Engineers are also highly sought after in Luxembourg, while the number of available candidates remains insufficient. There is a significant gap between supply and demand. The industrial sector is likewise experiencing a shortage of technical profiles. Indeed, few young people are currently training for skilled manual professions. More generally, there are not enough technicians and specialised workers to meet the country’s needs.
The financial sector is also facing a shortage of qualified professionals in risk management, KYC (Know Your Customer) and compliance. These areas require highly specific regulatory expertise, which too few people possess compared with the needs of Luxembourg’s many financial companies.
Finally, at the beginning of the year, ADEM (National Employment Agency) published its list of professions experiencing severe shortages. This helps identify the specific occupations with the highest number of vacancies compared with the very limited number of available candidates.
Sectors experiencing a slowdown
The IT sector is in a rather particular situation. Although there is a shortage of qualified profiles, the number of vacancies has fallen sharply. According to STATEC, there were 1,694 vacancies in 2022, compared with only 454 in December 2025. Several factors may explain this situation.
On the one hand, some companies are choosing to relocate their IT services abroad, where labour costs are lower.
On the other hand, the conflict between the United States and Iran, and therefore the increase in fuel prices, has led to reduced budgets, pushing companies to cut teams and limit project development.
The rise of AI is also increasing tensions within the IT sector, particularly among developers, as certain tasks can now be completed more quickly with the help of artificial intelligence. Companies are therefore recruiting fewer software developers and focusing more on experienced profiles, making the situation especially difficult for junior candidates.

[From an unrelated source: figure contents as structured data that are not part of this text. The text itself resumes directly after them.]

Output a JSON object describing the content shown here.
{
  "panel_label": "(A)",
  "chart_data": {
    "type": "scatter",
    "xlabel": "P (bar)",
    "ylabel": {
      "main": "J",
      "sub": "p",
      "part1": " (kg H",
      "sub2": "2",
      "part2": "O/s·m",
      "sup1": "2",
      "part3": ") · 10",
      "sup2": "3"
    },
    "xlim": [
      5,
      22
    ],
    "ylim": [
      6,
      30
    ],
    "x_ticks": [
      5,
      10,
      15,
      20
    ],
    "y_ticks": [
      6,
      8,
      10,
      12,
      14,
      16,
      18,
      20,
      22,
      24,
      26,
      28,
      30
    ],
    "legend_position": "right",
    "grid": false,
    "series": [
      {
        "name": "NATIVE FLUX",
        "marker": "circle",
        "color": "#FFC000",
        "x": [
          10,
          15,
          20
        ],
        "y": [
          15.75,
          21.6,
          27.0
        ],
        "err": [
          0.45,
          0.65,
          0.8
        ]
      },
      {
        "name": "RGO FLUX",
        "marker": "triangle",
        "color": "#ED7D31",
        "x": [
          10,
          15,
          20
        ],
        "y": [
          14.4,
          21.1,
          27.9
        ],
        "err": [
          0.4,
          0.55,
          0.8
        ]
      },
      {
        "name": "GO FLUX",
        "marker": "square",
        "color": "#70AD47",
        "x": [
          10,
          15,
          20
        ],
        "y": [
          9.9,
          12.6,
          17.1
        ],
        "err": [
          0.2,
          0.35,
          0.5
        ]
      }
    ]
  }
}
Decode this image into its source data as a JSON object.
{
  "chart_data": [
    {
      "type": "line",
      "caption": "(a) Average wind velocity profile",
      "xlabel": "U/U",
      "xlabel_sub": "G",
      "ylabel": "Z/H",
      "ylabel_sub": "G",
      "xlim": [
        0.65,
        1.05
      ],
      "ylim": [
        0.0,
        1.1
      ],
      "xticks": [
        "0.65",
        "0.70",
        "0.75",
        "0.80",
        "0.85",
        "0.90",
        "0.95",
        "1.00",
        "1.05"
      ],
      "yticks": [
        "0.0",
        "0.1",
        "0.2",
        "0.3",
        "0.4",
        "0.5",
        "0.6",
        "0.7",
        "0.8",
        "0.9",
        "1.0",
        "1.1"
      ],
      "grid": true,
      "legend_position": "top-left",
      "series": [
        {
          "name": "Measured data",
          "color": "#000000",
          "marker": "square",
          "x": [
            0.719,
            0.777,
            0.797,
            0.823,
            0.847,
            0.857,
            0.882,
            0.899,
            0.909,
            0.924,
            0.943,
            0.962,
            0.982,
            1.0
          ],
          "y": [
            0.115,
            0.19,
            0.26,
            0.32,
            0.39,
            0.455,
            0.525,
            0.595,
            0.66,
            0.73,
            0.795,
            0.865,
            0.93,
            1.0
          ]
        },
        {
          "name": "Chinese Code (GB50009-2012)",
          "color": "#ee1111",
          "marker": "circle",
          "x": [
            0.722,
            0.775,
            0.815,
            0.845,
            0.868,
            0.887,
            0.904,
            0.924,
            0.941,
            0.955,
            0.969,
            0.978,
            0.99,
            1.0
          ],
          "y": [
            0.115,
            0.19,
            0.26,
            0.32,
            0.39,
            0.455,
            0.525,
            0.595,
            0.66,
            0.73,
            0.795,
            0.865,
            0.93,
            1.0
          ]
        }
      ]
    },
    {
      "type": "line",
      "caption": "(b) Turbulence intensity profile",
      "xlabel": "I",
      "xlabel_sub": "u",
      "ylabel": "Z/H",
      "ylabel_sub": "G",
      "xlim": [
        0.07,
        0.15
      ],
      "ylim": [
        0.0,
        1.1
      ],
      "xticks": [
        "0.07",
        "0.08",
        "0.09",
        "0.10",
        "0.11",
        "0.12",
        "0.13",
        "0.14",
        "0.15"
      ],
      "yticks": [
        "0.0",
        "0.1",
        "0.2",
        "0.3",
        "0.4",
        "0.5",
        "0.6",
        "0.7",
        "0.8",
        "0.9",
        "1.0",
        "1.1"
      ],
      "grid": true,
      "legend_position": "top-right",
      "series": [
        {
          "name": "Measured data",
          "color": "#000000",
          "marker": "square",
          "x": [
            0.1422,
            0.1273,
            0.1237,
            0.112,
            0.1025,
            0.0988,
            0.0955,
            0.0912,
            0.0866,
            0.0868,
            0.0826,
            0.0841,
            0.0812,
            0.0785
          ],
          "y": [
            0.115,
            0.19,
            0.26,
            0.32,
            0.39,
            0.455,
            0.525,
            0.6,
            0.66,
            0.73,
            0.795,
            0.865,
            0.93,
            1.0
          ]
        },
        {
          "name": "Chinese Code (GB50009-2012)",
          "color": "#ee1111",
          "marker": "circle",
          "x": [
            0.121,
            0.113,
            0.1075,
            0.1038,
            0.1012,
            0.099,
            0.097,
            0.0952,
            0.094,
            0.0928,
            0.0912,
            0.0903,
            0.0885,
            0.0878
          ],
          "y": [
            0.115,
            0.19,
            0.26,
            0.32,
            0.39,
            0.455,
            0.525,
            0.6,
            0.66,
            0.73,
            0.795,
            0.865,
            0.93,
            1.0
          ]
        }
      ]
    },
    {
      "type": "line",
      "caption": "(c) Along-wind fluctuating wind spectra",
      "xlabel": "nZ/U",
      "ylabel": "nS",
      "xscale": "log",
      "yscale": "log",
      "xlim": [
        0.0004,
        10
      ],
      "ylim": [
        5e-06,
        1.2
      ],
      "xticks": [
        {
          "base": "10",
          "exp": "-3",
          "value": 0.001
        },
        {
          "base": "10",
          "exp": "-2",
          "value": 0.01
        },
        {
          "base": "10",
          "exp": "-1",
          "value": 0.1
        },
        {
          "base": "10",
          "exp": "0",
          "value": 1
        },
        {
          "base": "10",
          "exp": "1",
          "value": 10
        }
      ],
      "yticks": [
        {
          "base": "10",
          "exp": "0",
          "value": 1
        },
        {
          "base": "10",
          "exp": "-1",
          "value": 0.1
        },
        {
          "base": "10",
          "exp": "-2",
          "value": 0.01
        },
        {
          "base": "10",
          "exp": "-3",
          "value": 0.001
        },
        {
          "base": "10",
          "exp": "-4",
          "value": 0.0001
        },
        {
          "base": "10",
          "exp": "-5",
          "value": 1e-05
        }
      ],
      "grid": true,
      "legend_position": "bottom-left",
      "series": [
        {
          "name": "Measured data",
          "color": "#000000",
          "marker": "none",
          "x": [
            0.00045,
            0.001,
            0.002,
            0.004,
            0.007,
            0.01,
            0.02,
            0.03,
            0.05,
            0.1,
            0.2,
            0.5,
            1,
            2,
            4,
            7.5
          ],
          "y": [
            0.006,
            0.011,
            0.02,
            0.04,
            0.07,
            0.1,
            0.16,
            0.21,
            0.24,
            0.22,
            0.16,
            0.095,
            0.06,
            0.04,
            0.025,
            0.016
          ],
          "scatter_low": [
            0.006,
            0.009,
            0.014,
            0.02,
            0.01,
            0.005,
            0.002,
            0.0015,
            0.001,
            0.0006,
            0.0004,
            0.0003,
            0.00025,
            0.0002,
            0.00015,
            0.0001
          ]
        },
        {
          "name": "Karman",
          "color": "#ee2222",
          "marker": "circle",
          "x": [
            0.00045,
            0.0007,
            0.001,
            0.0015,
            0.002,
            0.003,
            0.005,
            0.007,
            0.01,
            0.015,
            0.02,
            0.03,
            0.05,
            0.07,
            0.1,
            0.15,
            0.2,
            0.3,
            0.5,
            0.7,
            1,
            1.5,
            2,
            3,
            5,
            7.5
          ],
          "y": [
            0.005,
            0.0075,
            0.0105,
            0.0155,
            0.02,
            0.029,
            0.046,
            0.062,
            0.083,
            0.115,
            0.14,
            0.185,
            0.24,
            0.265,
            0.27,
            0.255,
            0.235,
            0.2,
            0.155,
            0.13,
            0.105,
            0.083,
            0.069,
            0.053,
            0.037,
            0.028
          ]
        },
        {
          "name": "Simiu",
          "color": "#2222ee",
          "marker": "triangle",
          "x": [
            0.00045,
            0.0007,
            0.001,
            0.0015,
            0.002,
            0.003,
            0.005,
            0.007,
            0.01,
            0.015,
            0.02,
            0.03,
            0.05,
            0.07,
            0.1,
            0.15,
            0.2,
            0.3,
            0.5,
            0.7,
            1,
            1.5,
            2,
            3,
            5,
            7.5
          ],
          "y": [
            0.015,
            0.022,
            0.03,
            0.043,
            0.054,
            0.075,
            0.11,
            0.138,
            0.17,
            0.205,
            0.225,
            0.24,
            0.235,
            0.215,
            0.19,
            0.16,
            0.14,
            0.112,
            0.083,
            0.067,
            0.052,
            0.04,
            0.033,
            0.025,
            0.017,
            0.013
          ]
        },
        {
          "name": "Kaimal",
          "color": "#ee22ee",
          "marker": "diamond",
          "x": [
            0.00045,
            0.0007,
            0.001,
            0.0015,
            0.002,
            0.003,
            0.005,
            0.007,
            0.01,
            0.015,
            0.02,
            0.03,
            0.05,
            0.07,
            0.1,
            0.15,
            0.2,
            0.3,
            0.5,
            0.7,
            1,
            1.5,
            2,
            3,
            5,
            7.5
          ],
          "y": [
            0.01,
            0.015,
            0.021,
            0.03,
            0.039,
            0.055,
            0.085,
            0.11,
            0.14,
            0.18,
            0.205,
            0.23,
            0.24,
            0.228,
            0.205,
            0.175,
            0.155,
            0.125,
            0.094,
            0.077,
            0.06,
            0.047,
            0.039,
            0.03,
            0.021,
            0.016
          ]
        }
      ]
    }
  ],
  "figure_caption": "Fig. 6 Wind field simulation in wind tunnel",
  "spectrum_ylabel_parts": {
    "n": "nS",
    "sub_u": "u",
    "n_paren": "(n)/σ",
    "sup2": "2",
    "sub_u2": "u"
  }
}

Industry has also experienced a slowdown in recent years, but is expecting a rebound in the coming years. Indeed, the Fedil (Federation of Luxembourg Industrialists) announced that Luxembourg industrial companies are expected to recruit 3,027 professionals over the next two years. This figure comes from the federation’s biennial survey of companies across the country. It represents an increase of more than 50% compared with the previous survey, which forecast only 1,970 recruitments over two years in 2024. Recruitment intentions have therefore risen significantly, although it remains to be seen whether they will materialise over the next two years.
Saturated sectors
According to STATEC in March 2026, the sectors with the highest number of jobseekers were secretarial/administrative roles, accounting and IT. The situation has reversed for these sectors, which were once among the most attractive in Luxembourg. The number of jobseekers is increasing, while job openings are becoming scarce.
The marketing and communications sector is also facing a situation where there are more jobseekers than vacancies. This is a particularly attractive field for Gen Z, which is often drawn to creative and digitally oriented careers. The number of young candidates with limited experience is increasing within the sector, making it progressively more difficult to secure employment.